How many electrical charges does a platinum nanoparticle have? Thanks to an improved high-precision electron holography technique, it is now possible to answer this question by counting the charges directly, down to the level of a single electron. The technique, developed by researchers at Kyushu University and Hitachi Ltd in Japan, could help scientists create more efficient catalysts.
Removing just one or two negative charges from a nanoparticle can significantly change its behaviour as a catalyst. For this reason, determining the charge state of individual nanoparticles on a metal oxide surface is an important task for catalyst engineering, explains team leader Yasukazu Murakami, a quantum materials scientist at Kyushu. The problem is that current techniques to do this, such as X-ray photoemission spectroscopy, only provide charge information averaged over many nanoparticles.
Electron holography
In the new work, the researchers employed electron holography (a type of transmission electron microscopy) to directly identify the electrostatic potential created by nanoparticles of platinum on a surface of titanium oxide – a combination of materials frequently used as a catalyst to speed up chemical reactions. In electron holography, an electron interacting with electric and magnetic fields produces a phase shift in the electron’s wavefunction that can then be identified by comparing it to a reference electron that hasn’t interacted with a field.
By measuring the fields around the platinum nanoparticles, Murakami and colleagues determined the number of “extra” or “missing” electrons associated with them. Their measurements showed that a nanoparticle could gain or lose anywhere between one and six electrons.

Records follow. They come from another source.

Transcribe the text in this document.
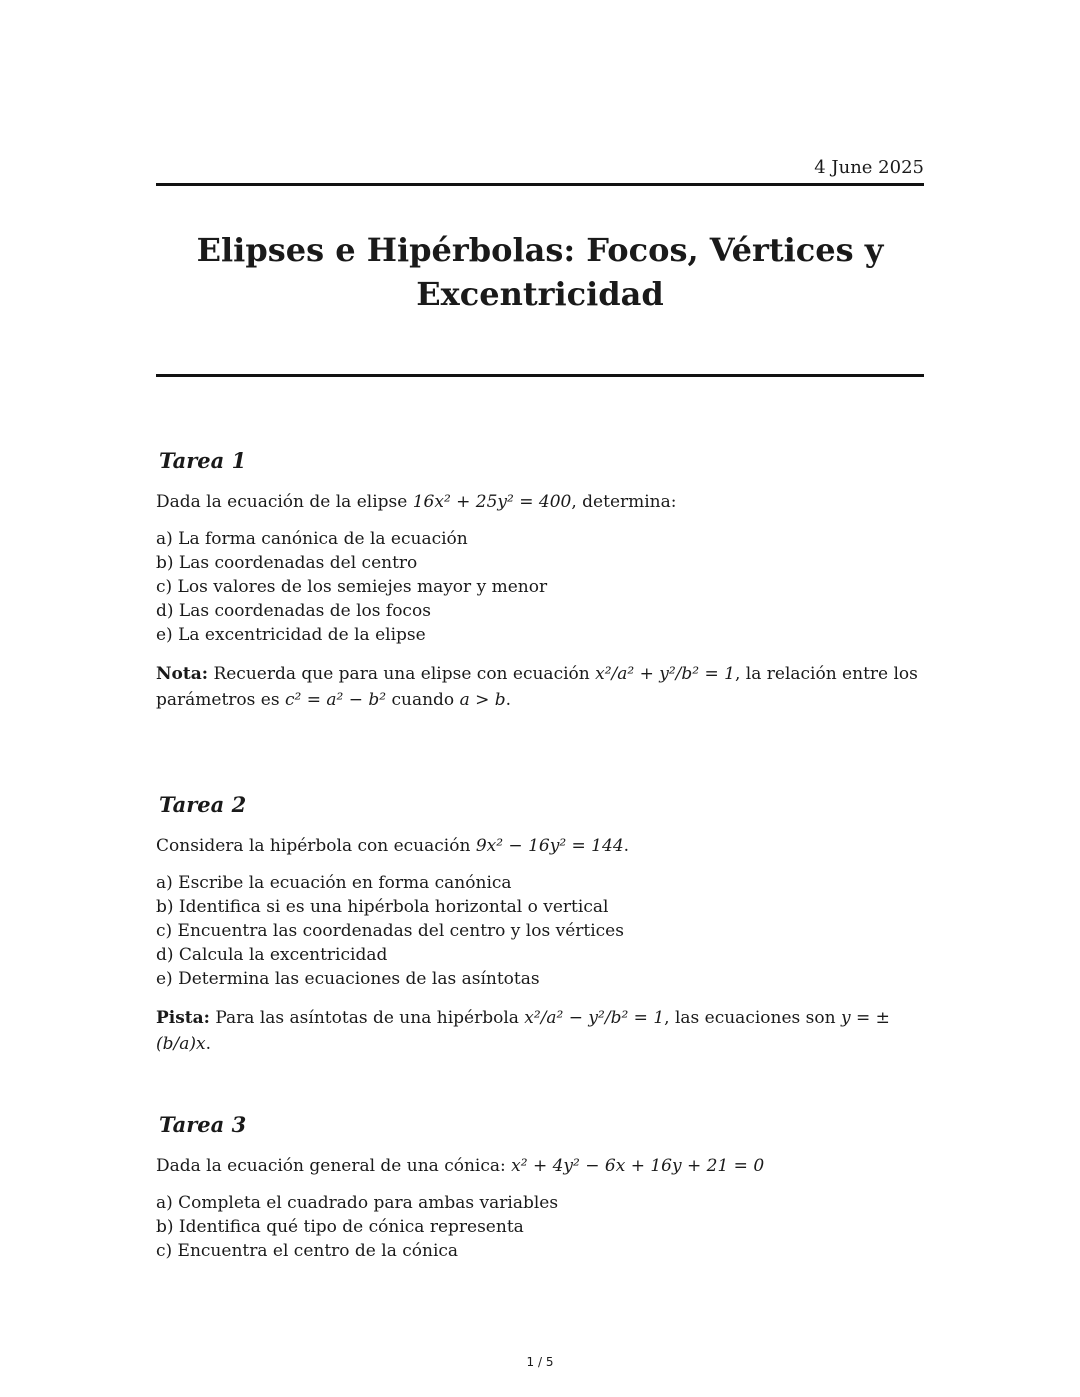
4 June 2025
Elipses e Hipérbolas: Focos, Vértices y
Excentricidad
Tarea 1

Dada la ecuación de la elipse 16x² + 25y² = 400, determina:

a) La forma canónica de la ecuación
b) Las coordenadas del centro
c) Los valores de los semiejes mayor y menor
d) Las coordenadas de los focos
e) La excentricidad de la elipse

Nota: Recuerda que para una elipse con ecuación x²/a² + y²/b² = 1, la relación entre los parámetros es c² = a² − b² cuando a > b.

Tarea 2

Considera la hipérbola con ecuación 9x² − 16y² = 144.

a) Escribe la ecuación en forma canónica
b) Identifica si es una hipérbola horizontal o vertical
c) Encuentra las coordenadas del centro y los vértices
d) Calcula la excentricidad
e) Determina las ecuaciones de las asíntotas

Pista: Para las asíntotas de una hipérbola x²/a² − y²/b² = 1, las ecuaciones son y = ±(b/a)x.

Tarea 3

Dada la ecuación general de una cónica: x² + 4y² − 6x + 16y + 21 = 0

a) Completa el cuadrado para ambas variables
b) Identifica qué tipo de cónica representa
c) Encuentra el centro de la cónica
1 / 5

The researchers say that the mechanism behind platinum charging involves a difference in the work functions (the energy required to completely withdraw an electron from a metal surface) of platinum and titanium dioxide (TiO2). This difference depends on the orientation of the nanoparticles on the TiO2 and the distortion of the crystal lattice.
Reducing mechanical and electrical noise
A central element in the researchers’ achievements was a series of improvements made to a 1.2-MV atomic-resolution holography microscope developed and operated by Hitachi. This instrument reduces mechanical and electrical noise and then processes the data to further tease out the signal from the noise, Murakami explains.
Quantum holography images objects with undetected light
“High-precision electron holography could be applied to cutting-edge studies in condensed-matter physics, inorganic chemistry, including catalysis, spintronic/semiconductor devices, new types of batteries and other subjects in which a comprehensive electromagnetic field analysis is essential,” he tells Physics World.
In this study, which is detailed in Science, the researchers measured the charge on single nanoparticles in a vacuum. However, in the future they hope to repeat their experiments in a gaseous environment. “Such studies would reflect the conditions in which working catalysts are employed,” Murakami says.